Meskipun tidak berlatar belakang perbatasan antara dua negara Korea, tetapi penulis berhasil menyampaikan bagaimana rasa trauma yang dirasakan oleh warga Korea ketika dihadapkan dengan proses melintasi perbatasan. Saat-saat yang menggambarkan Park melintasi perbatasan mengingatkan saya pada sebuah reality show di Korea yang berjudul 1 Night 2 Days yang ditayangkan 1 bulan yang lalu. Pada episode tersebut diceritakan betapa mereka (warga Korea Selatan) harus berputar ke China untuk mencapai Gunung Baek Du (Baek Du San) yang mana sebagian wilayahnya ada di Korea Utara. Betapa sedihnya mereka jika mengingat orang lain selain warga negara Korea Selatan boleh menginjakkan kaki di Korea Utara dengan mudahnya. Betapa mirisnya hati mereka karena beberapa dari mereka tidak lagi mengetahui bagaimana kondisi keluarga lainnya karena terpisah ketika perang Korea. Dan yang membuat lebih tragis adalah ketika mereka mengetahui bahwa mereka tidak boleh menyapa atau berteriak kepada nelayan Korea Utara yang jaraknya hanya 100 meter yang mereka temui di Shinuiju (perbatasan antara China dan Korea Utara). Banyak dari warga negara Korea yang menangis menonton episode itu dan akhirnya saya baru mengerti bagaimana hal itu sangat menyedihkan, setelah membaca cerpen ini yang menggambarkan bahwa ternyata perang Korea selain menyisakan kerinduan yang sangat untuk dapat bersatu tetapi juga menorehkan trauma yang dalam bagi setiap warga Korea.

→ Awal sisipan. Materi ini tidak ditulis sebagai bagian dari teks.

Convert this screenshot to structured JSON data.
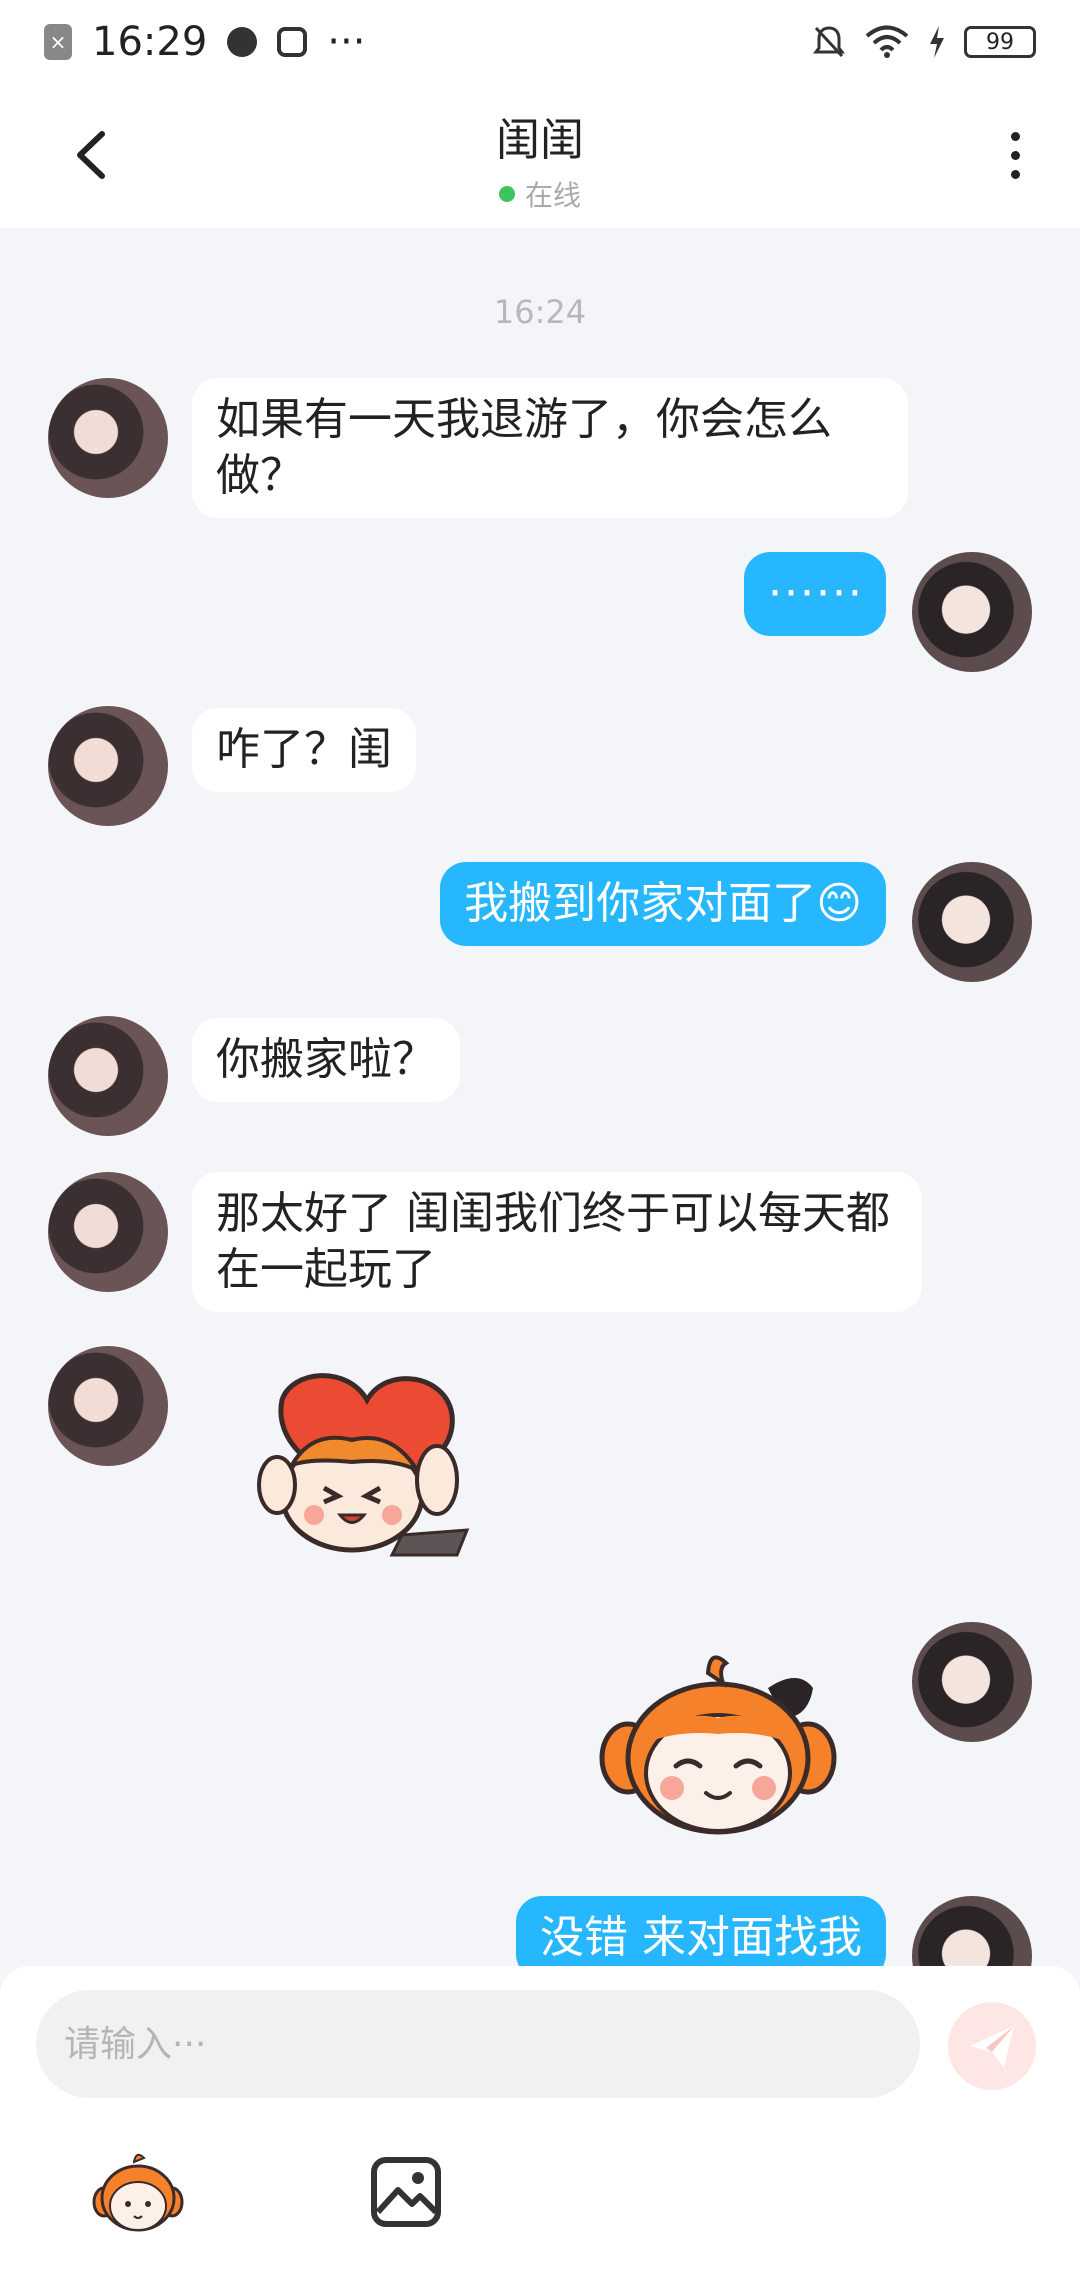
{
  "status_bar": {
    "time": "16:29",
    "overflow": "···",
    "battery": "99",
    "icons": [
      "notification-badge-icon",
      "planet-app-icon",
      "play-app-icon",
      "bell-off-icon",
      "wifi-icon",
      "charging-icon",
      "battery-icon"
    ]
  },
  "header": {
    "title": "闺闺",
    "status": "在线",
    "status_color": "#3ec45a"
  },
  "chat": {
    "timestamp": "16:24",
    "messages": [
      {
        "from": "friend",
        "text": "如果有一天我退游了，你会怎么做？"
      },
      {
        "from": "me",
        "text": "······"
      },
      {
        "from": "friend",
        "text": "咋了？闺"
      },
      {
        "from": "me",
        "text": "我搬到你家对面了😊"
      },
      {
        "from": "friend",
        "text": "你搬家啦？"
      },
      {
        "from": "friend",
        "text": "那太好了 闺闺我们终于可以每天都在一起玩了"
      },
      {
        "from": "friend",
        "sticker": "hug-pillow-sticker"
      },
      {
        "from": "me",
        "sticker": "smiling-mascot-sticker"
      },
      {
        "from": "me",
        "text": "没错 来对面找我"
      }
    ]
  },
  "composer": {
    "placeholder": "请输入···",
    "send_icon": "paper-plane-icon",
    "tools": [
      "mascot-emoji-icon",
      "image-icon"
    ]
  },
  "colors": {
    "outgoing_bubble": "#27b7ff",
    "incoming_bubble": "#ffffff",
    "background": "#f3f5f8",
    "send_button": "#fde6e4"
  }
}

Bergerak ke tahun 60-an, mulai periode ini cerpen-cerpennya agak sulit dan membingungkan untuk dicerna. “Seoul Musim Dingin 1964” memperlihatkan bahwa sonsuljip adalah tempat yang biasa digunakan warga Korea untuk melampiaskan kepenatan mereka. Hal positif yang digambarkan disini adalah walaupun tidak saling kenal, tetapi warga Korea mau menolong sesamanya ketika sedang ditimpa musibah. Ending yang menceritakan bahwa pada akhirnya si Lemah melakukan bunuh diri karena tidak tahan menanggung beban pikiran menjadi sorotan bagi saya. Kejadian bunuh diri seperti hal yang sudah biasa terjadi disana, bahkan menurut sumber yang saya dapat Korea merupakan negara ketiga untuk tingkat bunuh diri di dunia. Pada minggu ini (tepatnya 28 Agustus 2008) diberitakan bahwa ada seorang pekerja Korea yang bunuh diri karena mengalami stress kerja. Saat ini Korea memiliki kondisi perekonomian yang sangat baik, begitu pula pada periode tahun 1960-1970 dimana Korea mengalami pertumbuhan ekonomi yang tinggi yang masa itu dikenal dengan sebutan “The Miracle of Hangang River”. Masih tersisa pertanyaan di benak, mengapa pada kondisi perekonomian yang begitu cemerlang, bunuh diri masih saja terjadi.
Dua cerpen berikutnya, yaitu “ Jalan ke Sampho” dan “Bung Kim di Kampung Kami” menggambarkan bagaimana pada periode tahun 70-an sedang terjadi perubahan secara besar-besaran, industrialisasi digalakan. Pada “Jalan ke Sampho”, keinginan Young Dal untuk dapat melihat kampung halamannya tidak dapat dipenuhi. Hanya dalam jangka waktu 10 tahun, kampung nelayannya telah disulap menjadi lokasi-lokasi pariwisata. Sedangkan dalam “Bung Kim di Kampung Kami” sangat tergambar bagaimana proses industrialisasi sudah masuk ke desa-desa dengan digunakannya pompa air sebagai alat untuk pengairan dan sudah adanya motor sebagai alat transportasi di desa tersebut. Tapi lagi-lagi kedua cerpen ini agak membingungkan karena penceritaan yang cukup detil tapi melompat kesana-sini. Model penulisannya pun hampir sama yaitu panjang di awal dan tiba-tiba klimaks di akhir yang berhenti begitu saja, bahkan untuk “Bung Kim di Kampung Kami” agak bingung bagi saya untuk menentukan mana klimaksnya, karena setiap hal yang dibicarakan seperti masalah yang hanya ditumpuk saja tanpa ada akhirnya.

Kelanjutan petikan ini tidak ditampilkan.